Remy took the flask his father offered. "You talkin' about the Elixir of Life? You know I never drank that Kool-Aid."

"You never needed to."

Laughing, Remy raised the flask in salute. "I don' know about that, Pere. Who don't want to live forever?"

Their eyes met and both flicked to the tattered gold paper.

Jean-Luc cleared his throat. "A longer life wasn't the only thing the elixir offered our people. It offered certain…protections…against Farouk."

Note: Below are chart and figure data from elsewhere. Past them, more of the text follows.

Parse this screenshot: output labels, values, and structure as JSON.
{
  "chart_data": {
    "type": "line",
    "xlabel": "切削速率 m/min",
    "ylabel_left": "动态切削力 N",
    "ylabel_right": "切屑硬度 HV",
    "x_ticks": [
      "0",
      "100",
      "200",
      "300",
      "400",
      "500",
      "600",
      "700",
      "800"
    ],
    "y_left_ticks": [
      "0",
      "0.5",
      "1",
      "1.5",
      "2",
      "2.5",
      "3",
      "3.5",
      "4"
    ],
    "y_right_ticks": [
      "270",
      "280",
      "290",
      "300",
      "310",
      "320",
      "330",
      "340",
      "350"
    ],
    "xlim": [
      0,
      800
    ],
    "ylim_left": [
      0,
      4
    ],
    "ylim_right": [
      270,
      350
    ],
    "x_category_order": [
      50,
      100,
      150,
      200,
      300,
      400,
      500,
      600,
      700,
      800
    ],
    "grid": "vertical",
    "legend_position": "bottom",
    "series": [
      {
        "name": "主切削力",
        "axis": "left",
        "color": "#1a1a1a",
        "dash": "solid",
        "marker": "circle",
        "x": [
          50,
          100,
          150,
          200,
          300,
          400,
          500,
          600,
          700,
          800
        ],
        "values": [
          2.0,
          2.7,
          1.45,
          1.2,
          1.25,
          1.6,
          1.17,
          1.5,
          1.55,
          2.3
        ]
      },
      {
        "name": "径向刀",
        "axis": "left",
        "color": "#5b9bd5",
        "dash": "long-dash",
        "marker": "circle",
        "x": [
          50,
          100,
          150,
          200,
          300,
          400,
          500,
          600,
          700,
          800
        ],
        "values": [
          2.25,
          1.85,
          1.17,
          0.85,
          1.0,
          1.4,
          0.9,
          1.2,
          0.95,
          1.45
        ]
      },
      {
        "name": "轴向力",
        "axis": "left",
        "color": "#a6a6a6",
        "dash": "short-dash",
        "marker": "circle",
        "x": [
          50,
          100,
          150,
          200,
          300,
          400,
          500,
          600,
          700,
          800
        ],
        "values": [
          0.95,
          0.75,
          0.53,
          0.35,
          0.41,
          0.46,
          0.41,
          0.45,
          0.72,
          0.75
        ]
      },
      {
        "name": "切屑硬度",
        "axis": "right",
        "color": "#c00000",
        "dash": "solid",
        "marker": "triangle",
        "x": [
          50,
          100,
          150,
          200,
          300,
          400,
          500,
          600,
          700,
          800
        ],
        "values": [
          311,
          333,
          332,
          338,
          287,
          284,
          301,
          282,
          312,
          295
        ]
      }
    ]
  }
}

Farouk, his rise to power the stuff of legends, had accomplished in the last two decades what some could not achieve in several lifetimes. Rumor was, mutant powers had aided his criminal coup d'état. There were more than a few who thought Farouk, a mind-reader, one of the most powerful ever born, was twisting humanity's worst qualities with his telepathic powers. Using his mental abilities, Farouk had recruited a veritable army of like-minded individuals to his service, turning or destroying any who didn't fall in line. The criminal and superpowered worlds had been sharply divided, but any who had opposed the Shadow King had eventually succumbed to his will, Candra the latest domino to fall.

Leaning over the desk, Remy caught his father's eyes. "What are you talkin' about? Why wouldn't I need protection?"

Smiling sadly, Jean-Luc covered his son's hand with his. "Something Candra knew and I suspected. Your mutant powers give you a natural resistance to Farouk's talents. Candra's people used your DNA to bring that immunity to the Elixir. We kept it all hidden, and kept you away from anything that could bring you into contact with the King. You know what he does to those he can't control. I'm sorry, son, but with the benefactress gone, I don't know how long I can protect you."